Chapître 36 : initiation et « service » (page 232-235) :
La confusion des organisations pseudo-initiatiques modernes les amène à attribuer une valeur ésotérique à des considérations qui n’ont de sens que dans le domaine purement exotérique.
Une telle confusion est inévitable de la part de profanes qui veulent se faire passer pour ce qu’ils ne sont pas, ont la prétention de parler de choses qu’ils ignorent et dont ils se font une idée déformée.
Ils sont toujours en accord avec les idées et tendances prédominantes de l’époque actuelle, jusque dans ces variations les plus secondaires.
Subir ainsi les influences du monde profane parait peu compatible avec des prétentions initiatiques, contradiction dont les intéressés ne s’aperçoivent pas.
Nombre de ces organisations pseudo initiatiques faisaient illusion au début par une sorte d’intellectualité qui n’a pas résisté au temps et a fini par se confiner dans les pires banalités sentimentales.
Ce déploiement du sentimentalisme a sa stricte correspondance dans le monde extérieur, avec des formules aussi vides que grandiloquentes dont l’effet relève de la suggestion plus ou moins consciente pour ceux qui les emploient.
Leur ridicule s’accroît encore quand elles servent à des parodies d’ésotérisme.
L’exemple le plus frappant de ces pratiques ridicules et la phraséologie de ces organisations.
Considérons ainsi l’utilisation des mots de service et de serviteurs qui se rattache à la passivité non-initiatique.
Ces mots se retrouvent partout comme une sorte d’obsession dont on peut se demander à quel genre de suggestion ils correspondent.
Il faut ici faire la part de la manie occidentale de l’étalage extérieur de l’humilité, les grands discours sur la fraternité universelle accompagnant les querelles les plus violentes et les plus haineuses.
Cette humilité « laïque » et « démocratique » consiste, non pas à élever l’inférieur dans la mesure où il en est capable, mais au contraire à abaisser le supérieur à son niveau.
Cet « idéal » moderne est essentiellement anti-hiérarchique même s’il recouvre parfois des intentions très louables.
Mais la grande confusion de la pseudo initiation est cette confusion due à la prépondérance attribuée par les modernes à l’action et au point de vue social.
Ils s’imaginent alors que les choses doivent intervenir jusque dans un domaine où ils n’ont que faire en réalité.
Etrange renversement de tout ordre normal où les activités les plus extérieures en viennent à être considérées comme des conditions essentielles de l’initiation, et même comme son but.

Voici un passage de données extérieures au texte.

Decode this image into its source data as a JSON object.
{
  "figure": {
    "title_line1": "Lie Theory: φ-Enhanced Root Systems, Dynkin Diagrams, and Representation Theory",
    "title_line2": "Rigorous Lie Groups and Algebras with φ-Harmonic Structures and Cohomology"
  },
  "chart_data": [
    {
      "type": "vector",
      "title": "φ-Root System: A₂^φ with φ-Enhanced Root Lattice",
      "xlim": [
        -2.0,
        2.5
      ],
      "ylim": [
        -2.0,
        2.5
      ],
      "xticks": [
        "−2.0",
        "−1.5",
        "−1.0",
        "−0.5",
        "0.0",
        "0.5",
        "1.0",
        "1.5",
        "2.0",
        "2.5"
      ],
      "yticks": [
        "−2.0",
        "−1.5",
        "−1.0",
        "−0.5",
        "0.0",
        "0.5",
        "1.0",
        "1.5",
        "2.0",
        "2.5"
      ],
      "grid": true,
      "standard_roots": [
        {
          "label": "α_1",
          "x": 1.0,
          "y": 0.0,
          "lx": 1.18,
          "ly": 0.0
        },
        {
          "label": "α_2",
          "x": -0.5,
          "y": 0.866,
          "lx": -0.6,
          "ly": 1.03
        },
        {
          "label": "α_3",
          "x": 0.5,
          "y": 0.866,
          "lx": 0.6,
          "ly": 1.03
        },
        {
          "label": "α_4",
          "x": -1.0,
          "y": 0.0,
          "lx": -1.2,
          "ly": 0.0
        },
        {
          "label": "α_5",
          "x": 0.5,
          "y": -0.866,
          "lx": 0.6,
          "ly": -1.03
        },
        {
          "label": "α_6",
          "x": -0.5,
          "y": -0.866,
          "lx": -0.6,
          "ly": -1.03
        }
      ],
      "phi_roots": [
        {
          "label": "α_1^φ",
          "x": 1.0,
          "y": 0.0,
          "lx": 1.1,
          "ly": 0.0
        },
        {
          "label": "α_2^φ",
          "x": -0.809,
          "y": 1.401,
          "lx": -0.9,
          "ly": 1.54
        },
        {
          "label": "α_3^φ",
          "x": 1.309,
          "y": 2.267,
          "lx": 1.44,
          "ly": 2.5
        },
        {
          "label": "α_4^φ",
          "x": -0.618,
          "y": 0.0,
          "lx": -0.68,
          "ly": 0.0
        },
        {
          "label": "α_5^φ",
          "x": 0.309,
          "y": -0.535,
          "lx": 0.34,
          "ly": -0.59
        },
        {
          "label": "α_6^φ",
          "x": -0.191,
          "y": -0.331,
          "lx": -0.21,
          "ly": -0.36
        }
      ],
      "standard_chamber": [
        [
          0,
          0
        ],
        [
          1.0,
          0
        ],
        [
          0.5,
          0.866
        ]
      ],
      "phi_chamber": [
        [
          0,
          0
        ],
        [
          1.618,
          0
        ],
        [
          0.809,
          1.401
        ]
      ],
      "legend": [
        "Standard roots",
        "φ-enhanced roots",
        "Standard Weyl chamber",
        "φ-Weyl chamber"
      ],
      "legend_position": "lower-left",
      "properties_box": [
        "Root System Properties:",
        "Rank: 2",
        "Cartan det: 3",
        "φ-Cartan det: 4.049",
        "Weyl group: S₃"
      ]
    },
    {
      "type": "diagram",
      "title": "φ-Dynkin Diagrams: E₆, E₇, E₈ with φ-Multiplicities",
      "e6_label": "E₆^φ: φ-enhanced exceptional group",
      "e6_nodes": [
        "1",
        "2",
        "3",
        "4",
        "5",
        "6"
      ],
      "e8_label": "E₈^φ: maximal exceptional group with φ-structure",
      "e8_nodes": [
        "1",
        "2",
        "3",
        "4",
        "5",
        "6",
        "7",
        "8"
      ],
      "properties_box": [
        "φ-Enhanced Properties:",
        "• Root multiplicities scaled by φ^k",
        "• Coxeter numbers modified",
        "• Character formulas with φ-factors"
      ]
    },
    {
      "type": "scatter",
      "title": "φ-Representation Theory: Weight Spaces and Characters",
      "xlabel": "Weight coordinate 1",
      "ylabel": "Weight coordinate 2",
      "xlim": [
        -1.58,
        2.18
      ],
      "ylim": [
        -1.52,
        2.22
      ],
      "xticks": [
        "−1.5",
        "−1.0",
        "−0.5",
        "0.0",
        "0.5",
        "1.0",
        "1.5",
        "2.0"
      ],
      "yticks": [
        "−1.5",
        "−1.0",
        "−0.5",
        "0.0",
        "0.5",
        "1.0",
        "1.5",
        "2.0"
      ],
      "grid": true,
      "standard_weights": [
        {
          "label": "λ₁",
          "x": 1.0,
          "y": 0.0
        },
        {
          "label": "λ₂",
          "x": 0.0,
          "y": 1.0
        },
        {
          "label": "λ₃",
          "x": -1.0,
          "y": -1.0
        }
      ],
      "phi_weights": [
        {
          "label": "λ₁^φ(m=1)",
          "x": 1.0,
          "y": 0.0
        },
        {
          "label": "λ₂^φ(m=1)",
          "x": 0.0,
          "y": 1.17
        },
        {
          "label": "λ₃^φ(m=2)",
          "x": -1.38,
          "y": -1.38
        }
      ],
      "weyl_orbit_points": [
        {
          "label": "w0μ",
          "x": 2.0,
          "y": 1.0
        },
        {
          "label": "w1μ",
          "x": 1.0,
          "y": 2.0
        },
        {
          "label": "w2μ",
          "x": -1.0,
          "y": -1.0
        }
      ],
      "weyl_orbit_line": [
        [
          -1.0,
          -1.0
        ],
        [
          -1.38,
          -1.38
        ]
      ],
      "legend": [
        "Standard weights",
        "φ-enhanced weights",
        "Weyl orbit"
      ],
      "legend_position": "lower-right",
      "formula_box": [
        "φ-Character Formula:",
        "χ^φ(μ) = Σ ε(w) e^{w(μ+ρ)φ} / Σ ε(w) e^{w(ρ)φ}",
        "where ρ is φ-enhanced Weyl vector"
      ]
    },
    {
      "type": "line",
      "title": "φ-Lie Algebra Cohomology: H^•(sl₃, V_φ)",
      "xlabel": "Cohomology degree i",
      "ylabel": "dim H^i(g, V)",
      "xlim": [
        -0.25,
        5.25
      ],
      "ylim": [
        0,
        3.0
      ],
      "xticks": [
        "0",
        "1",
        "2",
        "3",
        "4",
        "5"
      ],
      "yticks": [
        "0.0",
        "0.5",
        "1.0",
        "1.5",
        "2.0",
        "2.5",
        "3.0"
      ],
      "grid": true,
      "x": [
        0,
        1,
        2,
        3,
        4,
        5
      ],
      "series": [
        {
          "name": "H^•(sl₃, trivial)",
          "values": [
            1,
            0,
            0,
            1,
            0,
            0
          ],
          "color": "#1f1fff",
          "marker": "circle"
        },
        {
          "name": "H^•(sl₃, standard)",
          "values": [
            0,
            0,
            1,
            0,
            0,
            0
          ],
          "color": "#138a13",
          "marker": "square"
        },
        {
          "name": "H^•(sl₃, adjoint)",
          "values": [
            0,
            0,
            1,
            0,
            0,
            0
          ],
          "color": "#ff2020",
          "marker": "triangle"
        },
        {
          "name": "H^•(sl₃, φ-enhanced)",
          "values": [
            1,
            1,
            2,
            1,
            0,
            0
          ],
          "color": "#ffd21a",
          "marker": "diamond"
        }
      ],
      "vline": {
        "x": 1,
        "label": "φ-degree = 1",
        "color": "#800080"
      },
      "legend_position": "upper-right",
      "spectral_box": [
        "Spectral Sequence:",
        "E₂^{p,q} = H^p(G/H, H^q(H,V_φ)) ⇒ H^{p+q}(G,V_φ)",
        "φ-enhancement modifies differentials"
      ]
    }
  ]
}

Certains ne voient dans l’initiation autre chose qu’un moyen de servir.
Ces activités conçues de la façon la plus profane sont dépourvues de tout caractère traditionnel, même simplement religieux, et se réduisent en fait à un simple moralisme « humanitaire » qui est le fait des pseudo initiés de toutes catégorie.
Il est incontestable que le sentimentalisme sous toutes ses formes dispose toujours à une certaine passivité.
C’est probablement là la raison de la suggestion évoquée plus haut.
En effet, à force de répéter à quelqu’un qu’on doit servir n’importe quoi, même de vagues entités idéales, on finit par le mettre dans la disposition d’être prêt à servir tout ce qui prétendra incarner ces entités ou les représenter de façon plus positive.
Ainsi, les ordres les plus extravagants trouvent en lui l’obéissance d’un véritable serviteur.
La contre initiation y trouve des instruments qu’elle pourra utiliser à son gré. La « suggestion » pourra d’ailleurs être exercée par des vulgaires dupes, instruments inconscients manipulant d’autres dupes.
Quel rapport avec la tradition hindoue qu’on appelle une voie de bakhti ?
Même si celle-ci implique un élément sentimental, elle ne tourne jamais au « sentimentalisme ».
Les Occidentaux traduisent bakhti par dévotion mais cette tradition est dérivée. Il faudrait plutôt traduire par participation. Le service qu’elle implique est le service divin et non le service de n’importe qui ou n’importe quoi.
Rappelons que le service d’un « guru » n’est qu’une discipline préparatoire ne concernant que les aspirants et non point ceux qui sont parvenus à une initiation effective.
C’est le contraire de la prétendue haute finalité spirituelle attribuée au service par les pseudo initiés.
La notion de « service » ne peut non plus être attribuée à l’aide apportée par le supérieur à l’inférieur, ni à la double hiérarchie des degrés et des fonctions des organisations initiatiques.
En conclusion, l’initié n’a pas à être un serviteur, sauf de la Vérité (en arabe, El Haqq, l’un des principaux noms divins).